Originalmente, la colonia se extendía por el Paseo de los Olivos, en cuyo entorno aún resisten algunos hotelitos. Isabel Guix, directora creativa en una productora, vio hace 18 años un anuncio en el periódico, tomó un taxi –”no tenía ni idea de dónde estaba esto”- y llegó a la que desde entonces es su casa. Es pareada, mantiene la estructura y numerosos detalles originales, como la baldosa hidráulica, la bañera o la escalera de hormigón. Los techos son altos, de unos 3,50 metros. Su marido, Miguel Ojea, es productor teatral. Vivía en el entorno del Retiro –”hasta aquel día, había cruzado el río dos veces”- y recuerda con humor: “La gente nos decía, pero bueno, ¿adónde os vais?”. Ambos coinciden en destacar la riqueza social de la colonia –”van llegando nuevos vecinos, pero mantiene su carácter popular” – y en definir la colonia como “un oasis que ha quedado integrado en la ciudad. Estamos rodeados de verde”.

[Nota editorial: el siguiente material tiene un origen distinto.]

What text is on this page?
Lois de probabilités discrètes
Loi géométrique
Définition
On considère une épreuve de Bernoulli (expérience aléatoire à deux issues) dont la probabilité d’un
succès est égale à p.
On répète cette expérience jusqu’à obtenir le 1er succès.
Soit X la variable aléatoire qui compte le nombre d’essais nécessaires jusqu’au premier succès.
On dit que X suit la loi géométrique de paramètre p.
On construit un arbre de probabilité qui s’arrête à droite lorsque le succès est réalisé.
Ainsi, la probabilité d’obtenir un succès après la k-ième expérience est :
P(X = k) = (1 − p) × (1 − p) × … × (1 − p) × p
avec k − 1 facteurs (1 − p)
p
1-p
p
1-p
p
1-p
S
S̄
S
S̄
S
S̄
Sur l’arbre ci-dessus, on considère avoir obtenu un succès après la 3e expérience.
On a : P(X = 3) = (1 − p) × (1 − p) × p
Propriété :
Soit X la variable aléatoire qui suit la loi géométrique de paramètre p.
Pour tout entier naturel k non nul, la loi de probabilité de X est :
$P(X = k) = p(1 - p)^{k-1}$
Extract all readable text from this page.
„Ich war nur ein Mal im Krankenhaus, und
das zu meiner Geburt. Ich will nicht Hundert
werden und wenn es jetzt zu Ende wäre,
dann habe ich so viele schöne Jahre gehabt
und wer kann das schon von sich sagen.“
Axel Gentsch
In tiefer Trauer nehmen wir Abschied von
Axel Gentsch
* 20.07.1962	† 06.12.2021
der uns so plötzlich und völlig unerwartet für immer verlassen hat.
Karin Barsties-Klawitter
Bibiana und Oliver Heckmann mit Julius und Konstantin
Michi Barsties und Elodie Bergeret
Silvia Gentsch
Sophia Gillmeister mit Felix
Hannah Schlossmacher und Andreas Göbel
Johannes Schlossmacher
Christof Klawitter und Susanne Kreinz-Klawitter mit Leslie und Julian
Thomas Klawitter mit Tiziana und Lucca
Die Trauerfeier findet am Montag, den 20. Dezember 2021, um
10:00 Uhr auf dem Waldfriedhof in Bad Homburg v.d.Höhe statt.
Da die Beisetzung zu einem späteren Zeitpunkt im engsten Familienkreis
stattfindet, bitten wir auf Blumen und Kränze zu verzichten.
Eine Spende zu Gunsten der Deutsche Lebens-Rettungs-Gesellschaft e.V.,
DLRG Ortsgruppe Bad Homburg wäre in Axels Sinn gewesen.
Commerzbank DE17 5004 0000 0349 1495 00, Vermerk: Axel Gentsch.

La vegetación manda en las casas de Castañeda. Prácticamente todas tienen, al menos, una parra. La protección de las viviendas alcanza a las plantas. Se pueden añadir nuevas, pero no retirar sin permiso. El patio de la vivienda de Juan José Preciado (87 años, Cuenca) es un vergel. A la entrada de la casa un cartel reza “Cuidado, perro malo”, pero Julie es una santa. Juan José, que trabajó 37 años como jardinero en la Casa de Campo, muestra con orgullo el membrillo, el olivo que plantó su padre y un granado que da frutas de medio kilo, “lo sembré hace 30 años de un hueso que encontré en el mercado. Este año tiene pocas”. Hace años quisieron comprar su vivienda -de una planta y una buhardilla y en torno a 90 metros cuadrados- para hacer un edificio. “Me ofrecieron dos pisos a cambio”. Dijo que no. Y decidió seguir dándole vida al color verde de la colonia.